Sébastien a analysé dans sa vidéo Le côté sombre de la variété française les paroles de chansons de Garou mentionnant « Méfiez-vous de la femme-enfant/Méfiez-vous de ses 14 ans » et celles de Daniel Balavoine, qui évoquent « Les lolitas ». Des témoignages comme ceux de Flavie Flament et de Vanessa Springora rappellent que des jeunes filles ont été abusées adolescentes dans la deuxième moitié du 20e siècle.
Daniel Balavoine, Garou, Claude François, Serge Gainsbourg… Des figures emblématiques de la chanson française. Rarement une soirée se déroule sans qu’un de leurs succès retentisse, que ce soit pour danser ou pour signifier la fin de la soirée. Cependant, parfois, on prête une attention particulière aux paroles de leurs chansons. C’est ce qu’a fait le youtubeur Sébastien dans sa vidéo intitulée Le côté sombre de la variété française, qui a été vue 3,4 millions de fois et a recueilli plus de 11.000 commentaires. Dans cette vidéo, il analyse les textes et met mal à l’aise en révélant comment ces artistes percevaient le corps des jeunes filles mineures.
Dans la chanson *Criminel*, Garou chante : « On dirait qu’elle n’a jamais eu d’amant/Méfiez-vous de la femme-enfant/Méfiez-vous de ses 14 ans ». Ce fantasme de « lolita » se retrouve aussi chez Daniel Balavoine dans *Les petits lolos* : « On peut les trouver à 5 heures devant les écoles/Les lolitas/ […] Elle est tellement divine/Qu’on peut tout imaginer/Mais il ne faut pas toucher/Ses petits lolos/Jolis lolos ».
Sébastien revisite également une interview de Claude François où il déclare : « Après 18 ans, c’est des vieillardes, on en parle plus ». Il évoque par ailleurs le magazine érotique *Absolus* que le chanteur avait contribué à promouvoir.
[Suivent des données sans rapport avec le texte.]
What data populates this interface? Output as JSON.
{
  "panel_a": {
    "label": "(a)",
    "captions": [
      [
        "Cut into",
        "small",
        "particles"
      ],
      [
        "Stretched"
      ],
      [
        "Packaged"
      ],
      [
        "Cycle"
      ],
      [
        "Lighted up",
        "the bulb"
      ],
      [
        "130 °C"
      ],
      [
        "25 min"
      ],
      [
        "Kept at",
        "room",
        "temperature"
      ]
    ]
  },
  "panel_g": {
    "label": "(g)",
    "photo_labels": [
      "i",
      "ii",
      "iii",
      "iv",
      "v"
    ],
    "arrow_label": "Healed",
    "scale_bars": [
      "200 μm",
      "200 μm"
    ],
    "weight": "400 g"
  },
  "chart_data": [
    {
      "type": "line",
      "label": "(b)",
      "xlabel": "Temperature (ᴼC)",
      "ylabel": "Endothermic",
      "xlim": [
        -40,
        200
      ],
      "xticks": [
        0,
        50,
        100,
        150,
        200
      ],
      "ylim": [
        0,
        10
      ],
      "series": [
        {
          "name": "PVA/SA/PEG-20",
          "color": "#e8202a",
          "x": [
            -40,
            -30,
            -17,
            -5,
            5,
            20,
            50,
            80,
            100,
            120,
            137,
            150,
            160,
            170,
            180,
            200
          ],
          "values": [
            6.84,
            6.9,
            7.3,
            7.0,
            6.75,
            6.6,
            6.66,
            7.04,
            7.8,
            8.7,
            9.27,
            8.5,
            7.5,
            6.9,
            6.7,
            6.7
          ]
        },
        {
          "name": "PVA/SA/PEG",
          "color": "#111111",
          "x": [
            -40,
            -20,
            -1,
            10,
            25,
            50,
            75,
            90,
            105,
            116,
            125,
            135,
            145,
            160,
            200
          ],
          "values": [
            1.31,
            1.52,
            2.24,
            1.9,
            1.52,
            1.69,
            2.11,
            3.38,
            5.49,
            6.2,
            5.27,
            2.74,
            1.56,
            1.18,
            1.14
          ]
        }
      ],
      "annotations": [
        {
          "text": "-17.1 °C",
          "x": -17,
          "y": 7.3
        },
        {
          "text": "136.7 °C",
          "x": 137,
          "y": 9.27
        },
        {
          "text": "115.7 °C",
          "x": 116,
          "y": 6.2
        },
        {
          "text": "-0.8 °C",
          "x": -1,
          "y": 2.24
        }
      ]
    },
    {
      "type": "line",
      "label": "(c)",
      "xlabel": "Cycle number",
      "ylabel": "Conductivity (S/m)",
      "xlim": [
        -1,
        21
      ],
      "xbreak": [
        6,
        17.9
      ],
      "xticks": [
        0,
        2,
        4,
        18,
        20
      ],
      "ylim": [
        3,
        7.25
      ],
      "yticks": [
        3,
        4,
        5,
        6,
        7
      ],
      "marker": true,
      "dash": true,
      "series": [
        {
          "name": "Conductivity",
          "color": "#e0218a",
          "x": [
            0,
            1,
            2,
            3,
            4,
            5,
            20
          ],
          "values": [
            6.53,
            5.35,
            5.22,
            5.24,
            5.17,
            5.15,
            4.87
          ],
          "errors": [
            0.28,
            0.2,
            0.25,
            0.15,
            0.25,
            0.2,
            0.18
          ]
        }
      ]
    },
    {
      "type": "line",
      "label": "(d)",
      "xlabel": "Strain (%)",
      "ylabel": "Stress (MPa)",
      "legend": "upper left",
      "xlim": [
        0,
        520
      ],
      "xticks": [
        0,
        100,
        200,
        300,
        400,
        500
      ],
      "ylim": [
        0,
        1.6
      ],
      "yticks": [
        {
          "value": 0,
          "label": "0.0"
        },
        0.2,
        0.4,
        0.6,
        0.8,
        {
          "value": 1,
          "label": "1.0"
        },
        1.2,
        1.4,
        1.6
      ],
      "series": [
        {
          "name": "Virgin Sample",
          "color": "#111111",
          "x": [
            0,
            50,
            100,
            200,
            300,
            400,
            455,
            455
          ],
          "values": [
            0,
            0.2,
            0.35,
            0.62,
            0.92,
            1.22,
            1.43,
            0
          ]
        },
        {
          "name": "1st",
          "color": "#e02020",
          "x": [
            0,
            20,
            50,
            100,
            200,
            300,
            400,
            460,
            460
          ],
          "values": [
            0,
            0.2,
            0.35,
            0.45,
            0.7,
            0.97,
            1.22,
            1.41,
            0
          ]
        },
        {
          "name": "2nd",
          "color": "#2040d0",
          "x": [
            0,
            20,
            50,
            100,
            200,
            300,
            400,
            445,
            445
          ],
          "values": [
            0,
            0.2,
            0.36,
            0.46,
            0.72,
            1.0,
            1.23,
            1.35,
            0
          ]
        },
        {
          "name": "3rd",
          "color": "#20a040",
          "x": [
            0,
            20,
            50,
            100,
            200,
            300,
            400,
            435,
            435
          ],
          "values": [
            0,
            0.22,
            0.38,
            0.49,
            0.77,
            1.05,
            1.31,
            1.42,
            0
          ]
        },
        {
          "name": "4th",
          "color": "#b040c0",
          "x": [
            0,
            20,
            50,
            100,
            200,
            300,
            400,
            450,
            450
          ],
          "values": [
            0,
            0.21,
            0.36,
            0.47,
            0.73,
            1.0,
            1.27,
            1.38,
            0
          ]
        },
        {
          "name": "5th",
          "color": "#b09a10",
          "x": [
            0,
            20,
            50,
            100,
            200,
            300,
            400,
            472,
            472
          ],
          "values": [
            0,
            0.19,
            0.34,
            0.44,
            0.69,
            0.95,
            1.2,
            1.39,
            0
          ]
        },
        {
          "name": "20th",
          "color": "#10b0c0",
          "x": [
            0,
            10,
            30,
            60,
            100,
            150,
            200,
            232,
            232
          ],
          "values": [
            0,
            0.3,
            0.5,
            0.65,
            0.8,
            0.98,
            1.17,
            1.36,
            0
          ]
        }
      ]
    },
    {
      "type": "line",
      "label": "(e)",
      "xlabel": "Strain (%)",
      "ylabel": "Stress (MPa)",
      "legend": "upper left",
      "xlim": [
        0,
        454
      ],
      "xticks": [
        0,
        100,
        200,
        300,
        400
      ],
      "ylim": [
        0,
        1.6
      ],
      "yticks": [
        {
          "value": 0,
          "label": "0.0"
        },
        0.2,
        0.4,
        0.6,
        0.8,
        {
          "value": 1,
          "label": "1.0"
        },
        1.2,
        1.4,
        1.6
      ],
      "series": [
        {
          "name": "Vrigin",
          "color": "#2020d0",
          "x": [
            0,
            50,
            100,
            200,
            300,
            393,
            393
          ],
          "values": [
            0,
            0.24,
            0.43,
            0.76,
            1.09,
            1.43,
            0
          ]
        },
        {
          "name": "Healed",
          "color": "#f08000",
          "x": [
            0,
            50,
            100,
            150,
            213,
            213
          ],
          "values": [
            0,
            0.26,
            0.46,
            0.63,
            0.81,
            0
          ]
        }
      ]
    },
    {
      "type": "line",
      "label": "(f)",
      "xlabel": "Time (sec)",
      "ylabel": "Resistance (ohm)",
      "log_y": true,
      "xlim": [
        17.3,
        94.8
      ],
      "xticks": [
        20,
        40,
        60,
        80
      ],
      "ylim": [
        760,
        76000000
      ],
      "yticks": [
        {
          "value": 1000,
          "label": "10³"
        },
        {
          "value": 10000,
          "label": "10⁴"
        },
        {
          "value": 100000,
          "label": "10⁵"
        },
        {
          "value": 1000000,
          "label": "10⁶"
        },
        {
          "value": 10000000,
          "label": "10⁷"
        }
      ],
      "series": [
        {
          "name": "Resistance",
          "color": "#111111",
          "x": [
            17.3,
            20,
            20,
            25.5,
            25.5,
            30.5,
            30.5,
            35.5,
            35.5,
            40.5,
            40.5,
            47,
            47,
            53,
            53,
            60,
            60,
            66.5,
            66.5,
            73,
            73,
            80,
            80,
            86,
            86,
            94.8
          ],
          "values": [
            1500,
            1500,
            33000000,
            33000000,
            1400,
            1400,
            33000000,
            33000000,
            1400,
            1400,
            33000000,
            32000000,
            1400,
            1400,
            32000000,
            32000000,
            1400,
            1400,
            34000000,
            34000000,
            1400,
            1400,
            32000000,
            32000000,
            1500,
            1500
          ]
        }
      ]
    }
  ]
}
Dans cette vidéo, le créateur de contenu partage le témoignage d’une femme ayant posé nue pour Claude François, connu sous son véritable nom Claude Dumoulin, à l’âge de 14 ans.
Une époque différente, certes. Cependant, des témoignages comme celui de Flavie Flament, qui a dénoncé des viols qu’elle a subis à 13 ans lors de ses séances photos avec David Hamilton, ou celui de Vanessa Springora dans *Le Consentement*, qui décrit sa relation avec l’écrivain Gabriel Matzneff alors qu’elle avait 14 ans et lui la cinquantaine, rappellent que des jeunes filles ont été abusées dans la seconde moitié du 20e siècle. Pendant cette même période, ces chansons validaient la sexualisation de ces jeunes filles et légitimaient, d’une certaine manière, le comportement de ces hommes.